The score is a weighted sum plus two multipliers:
raw_relevance = (1 - α) * lexical_match + α * cosine_similarity (α = 0.5)
multiplier = usefulness_multiplier(score, use_count) ∈ [0.5, 1.5]
decay = exp(-ln 2 · age_days / half_life_days) (default 30d)
effective = 1.0 + (multiplier - 1.0) · decay
final_score = w.relevance · raw_relevance + w.confidence · confidence
+ w.freshness · freshness + w.scope · scope_weightWeights are tunable per stage (localization, patch_plan, verification,
review) via [broker.weights.<stage>].
Selection. Embedding-MMR (lambda 0.7) collapses paraphrase
near-duplicates; an absolute semantic floor (min_semantic_score, AUTO by
default) drops off-topic candidates before budgeting, so an irrelevant query
returns nothing rather than padding the prompt. Key knobs in [broker]:
max_capsules (8), budget_floor_tokens (1500), budget_run_cap_tokens
(8000).
Embeddings vs lean builds
- Embeddings (the CLI default): ships fastembed + ONNX. Cosine retrieval,
semantic dedup, and conflict detection all light up. Three curated models:
bge-small-en-v1.5(384d, default),bge-m3(1024d, multilingual),jina-v2-base-code(768d, code-tuned). Precedence:KIMETSU_BRAIN_EMBEDDERenv >[embedder]config > default.kimetsu brain model set <id>re-embeds the corpus; cross-model rows fall back to FTS until reindexed, so retrieval never breaks mid-migration. - Lean (
--no-default-features): no embedder, no model download. Retrieval is FTS-only; semantic dedup and conflict detection become silent no-ops. Library crates default to lean so downstream consumers stay slim.
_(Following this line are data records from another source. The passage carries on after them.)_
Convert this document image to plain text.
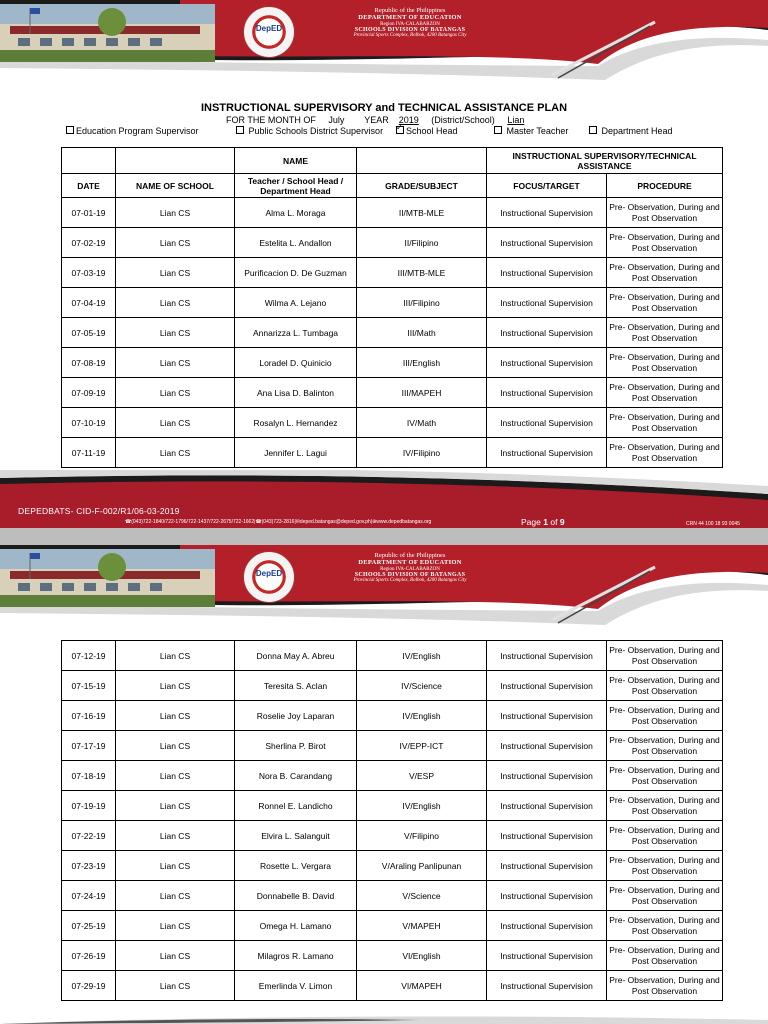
DepED
Republic of the Philippines
DEPARTMENT OF EDUCATION
Region IVA-CALABARZON
SCHOOLS DIVISION OF BATANGAS
Provincial Sports Complex, Bolbok, 4200 Batangas City
INSTRUCTIONAL SUPERVISORY and TECHNICAL ASSISTANCE PLAN
FOR THE MONTH OF July YEAR 2019 (District/School) Lian
Education Program Supervisor	Public Schools District Supervisor ✓	School Head	Master Teacher	Department Head
		NAME		INSTRUCTIONAL SUPERVISORY/TECHNICAL ASSISTANCE	
DATE	NAME OF SCHOOL	Teacher / School Head / Department Head	GRADE/SUBJECT	FOCUS/TARGET	PROCEDURE
07-01-19	Lian CS	Alma L. Moraga	II/MTB-MLE	Instructional Supervision	Pre- Observation, During and Post Observation
07-02-19	Lian CS	Estelita L. Andallon	II/Filipino	Instructional Supervision	Pre- Observation, During and Post Observation
07-03-19	Lian CS	Purificacion D. De Guzman	III/MTB-MLE	Instructional Supervision	Pre- Observation, During and Post Observation
07-04-19	Lian CS	Wilma A. Lejano	III/Filipino	Instructional Supervision	Pre- Observation, During and Post Observation
07-05-19	Lian CS	Annarizza L. Tumbaga	III/Math	Instructional Supervision	Pre- Observation, During and Post Observation
07-08-19	Lian CS	Loradel D. Quinicio	III/English	Instructional Supervision	Pre- Observation, During and Post Observation
07-09-19	Lian CS	Ana Lisa D. Balinton	III/MAPEH	Instructional Supervision	Pre- Observation, During and Post Observation
07-10-19	Lian CS	Rosalyn L. Hernandez	IV/Math	Instructional Supervision	Pre- Observation, During and Post Observation
07-11-19	Lian CS	Jennifer L. Lagui	IV/Filipino	Instructional Supervision	Pre- Observation, During and Post Observation
DEPEDBATS- CID-F-002/R1/06-03-2019
☎(043)722-1840/722-1796/722-1437/722-2675/722-1662|☎(043)723-2816|✉deped.batangas@deped.gov.ph|⊕www.depedbatangas.org	Page 1 of 9	CRN 44 100 18 93 0045
DepED
Republic of the Philippines
DEPARTMENT OF EDUCATION
Region IVA-CALABARZON
SCHOOLS DIVISION OF BATANGAS
Provincial Sports Complex, Bolbok, 4200 Batangas City
07-12-19	Lian CS	Donna May A. Abreu	IV/English	Instructional Supervision	Pre- Observation, During and Post Observation
07-15-19	Lian CS	Teresita S. Aclan	IV/Science	Instructional Supervision	Pre- Observation, During and Post Observation
07-16-19	Lian CS	Roselie Joy Laparan	IV/English	Instructional Supervision	Pre- Observation, During and Post Observation
07-17-19	Lian CS	Sherlina P. Birot	IV/EPP-ICT	Instructional Supervision	Pre- Observation, During and Post Observation
07-18-19	Lian CS	Nora B. Carandang	V/ESP	Instructional Supervision	Pre- Observation, During and Post Observation
07-19-19	Lian CS	Ronnel E. Landicho	IV/English	Instructional Supervision	Pre- Observation, During and Post Observation
07-22-19	Lian CS	Elvira L. Salanguit	V/Filipino	Instructional Supervision	Pre- Observation, During and Post Observation
07-23-19	Lian CS	Rosette L. Vergara	V/Araling Panlipunan	Instructional Supervision	Pre- Observation, During and Post Observation
07-24-19	Lian CS	Donnabelle B. David	V/Science	Instructional Supervision	Pre- Observation, During and Post Observation
07-25-19	Lian CS	Omega H. Lamano	V/MAPEH	Instructional Supervision	Pre- Observation, During and Post Observation
07-26-19	Lian CS	Milagros R. Lamano	VI/English	Instructional Supervision	Pre- Observation, During and Post Observation
07-29-19	Lian CS	Emerlinda V. Limon	VI/MAPEH	Instructional Supervision	Pre- Observation, During and Post Observation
The agent brain (proactive + cost-shrinking)
For the autonomous agent pipeline, an adaptive layer sits on top of retrieval:
- Task-kind routing. A cheap deterministic classifier sorts each task
into Debug / Feature / Refactor / Docs / Investigation, and a weight layer
biases recall accordingly: Debug leans on recent
failure_patterns, Refactor on conventions, Investigation on broad facts. - Proactive "Known pitfalls". Before the first attempt, a tight
failure_patternretrieval surfaces known mistakes, at ~zero tokens when nothing matches. A per-run ledger stops re-surfacing on retries. - Cross-stage dedup. A capsule rendered once is back-referenced in later stages, so brain overhead shrinks as a task spans more stages.
- Lazy expansion. Top capsules inject in full; the tail injects as
one-line headlines the agent expands on demand via
expand_capsule. - Adaptive budget. The per-stage budget scales sublinearly with task size
(
floor + k·√task_size), floored and capped per run. Doubling task size grows the budget ~41%.